Ce qu’il faut retenir

  • Plus de 622 819 hectares brûlés en Europe depuis janvier 2026, selon Reporterre
  • La France, l’Espagne, le Royaume-Uni et la Belgique comptent parmi les pays les plus touchés
  • En Gironde, 37 191 hectares ravagés par un incendie parti de Saumos le 22 juillet
  • L’événement a nécessité l’évacuation de plusieurs communes
  • La saison des feux n’est pas encore terminée, le bilan pourrait donc s’alourdir

Une saison des incendies aux proportions inédites

Les feux de forêt ne se limitent plus aux zones traditionnellement exposées du sud de l’Europe. Selon Reporterre, des départs de feu ont été signalés jusqu’au nord du continent, une situation qui interroge sur l’évolution des risques climatiques. En France, l’incendie le plus marquant a frappé la Gironde, où 37 191 hectares ont été détruits en l’espace de quelques jours, notamment dans la commune du Porge.

L’incendie, parti de Saumos le 22 juillet, s’est propagé rapidement, poussé par des vents violents et des températures élevées. Les autorités ont dû procéder à l’évacuation de plusieurs milliers de personnes, tandis que les pompiers luttaient jour et nuit pour contenir les flammes.

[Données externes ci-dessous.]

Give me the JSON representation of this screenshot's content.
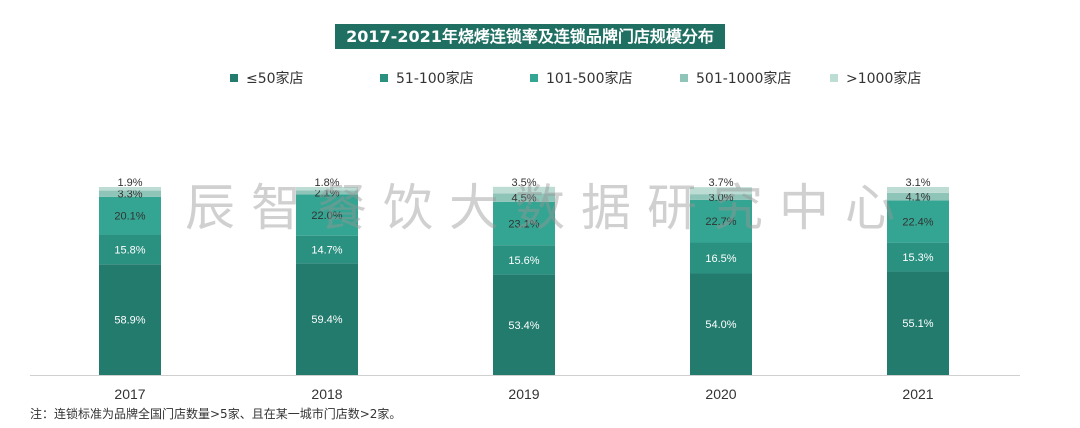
{
  "chart_data": {
    "type": "bar",
    "stacked": true,
    "title": "2017-2021年烧烤连锁率及连锁品牌门店规模分布",
    "categories": [
      "2017",
      "2018",
      "2019",
      "2020",
      "2021"
    ],
    "series": [
      {
        "name": "≤50家店",
        "color": "#237b6e",
        "values": [
          58.9,
          59.4,
          53.4,
          54.0,
          55.1
        ]
      },
      {
        "name": "51-100家店",
        "color": "#2a9080",
        "values": [
          15.8,
          14.7,
          15.6,
          16.5,
          15.3
        ]
      },
      {
        "name": "101-500家店",
        "color": "#34a592",
        "values": [
          20.1,
          22.0,
          23.1,
          22.7,
          22.4
        ]
      },
      {
        "name": "501-1000家店",
        "color": "#8fc4b9",
        "values": [
          3.3,
          2.1,
          4.5,
          3.0,
          4.1
        ]
      },
      {
        "name": ">1000家店",
        "color": "#bcdcd4",
        "values": [
          1.9,
          1.8,
          3.5,
          3.7,
          3.1
        ]
      }
    ],
    "ylim": [
      0,
      100
    ],
    "legend": "top",
    "grid": false
  },
  "watermark": "辰智餐饮大数据研究中心",
  "note": "注：连锁标准为品牌全国门店数量>5家、且在某一城市门店数>2家。"
}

L’Espagne et le Royaume-Uni également en première ligne

L’Espagne, habituée aux grands feux estivaux, n’a pas été épargnée cette année. Les régions de Catalogne, d’Aragon et d’Andalousie ont enregistré des surfaces importantes brûlées, avec des foyers qui ont parfois duré plusieurs semaines. Au Royaume-Uni, des incendies ont été signalés en Écosse et au Pays de Galles, une situation rare dans ces zones.

La Belgique, quant à elle, a connu l’un de ses pires incendies de ces dernières années dans la province de Luxembourg, où plus de 5 000 hectares ont été ravagés. Ces événements illustrent une tendance de plus en plus marquée : les feux de forêt gagnent en intensité et en étendue, même dans des régions moins exposées historiquement.

Des causes multiples et des conséquences lourdes

Les spécialistes pointent du doigt plusieurs facteurs pour expliquer cette recrudescence. Les vagues de chaleur prolongées, les sols asséchés et la multiplication des activités humaines en zone forestière jouent un rôle clé. « Les conditions météorologiques actuelles favorisent une propagation rapide des feux, et les ressources disponibles sont mises à rude épreuve », a souligné un porte-parole de la Protection civile espagnole.

Les conséquences sont multiples : destruction de la biodiversité, émissions massives de CO₂, et impact économique pour les territoires touchés. En France, par exemple, les pertes pour le secteur agricole et touristique pourraient se chiffrer en millions d’euros.

Et maintenant ?

Alors que la saison des feux n’est pas encore terminée, les autorités appellent à la vigilance. Les prévisions météo annoncent des conditions toujours sèches pour les prochaines semaines, ce qui pourrait aggraver la situation. Une réunion d’urgence des ministres européens de l’Environnement est prévue le 15 septembre pour coordonner les réponses face à cette crise.

Face à l’ampleur des dégâts, la question se pose : comment adapter les politiques de prévention et de gestion des incendies à cette nouvelle réalité climatique ? Les débats s’annoncent vifs entre experts, élus et associations environnementales.

Selon Reporterre, la France, l’Espagne, le Royaume-Uni et la Belgique figurent parmi les pays les plus affectés. En France, la Gironde a été particulièrement touchée avec plus de 37 000 hectares brûlés.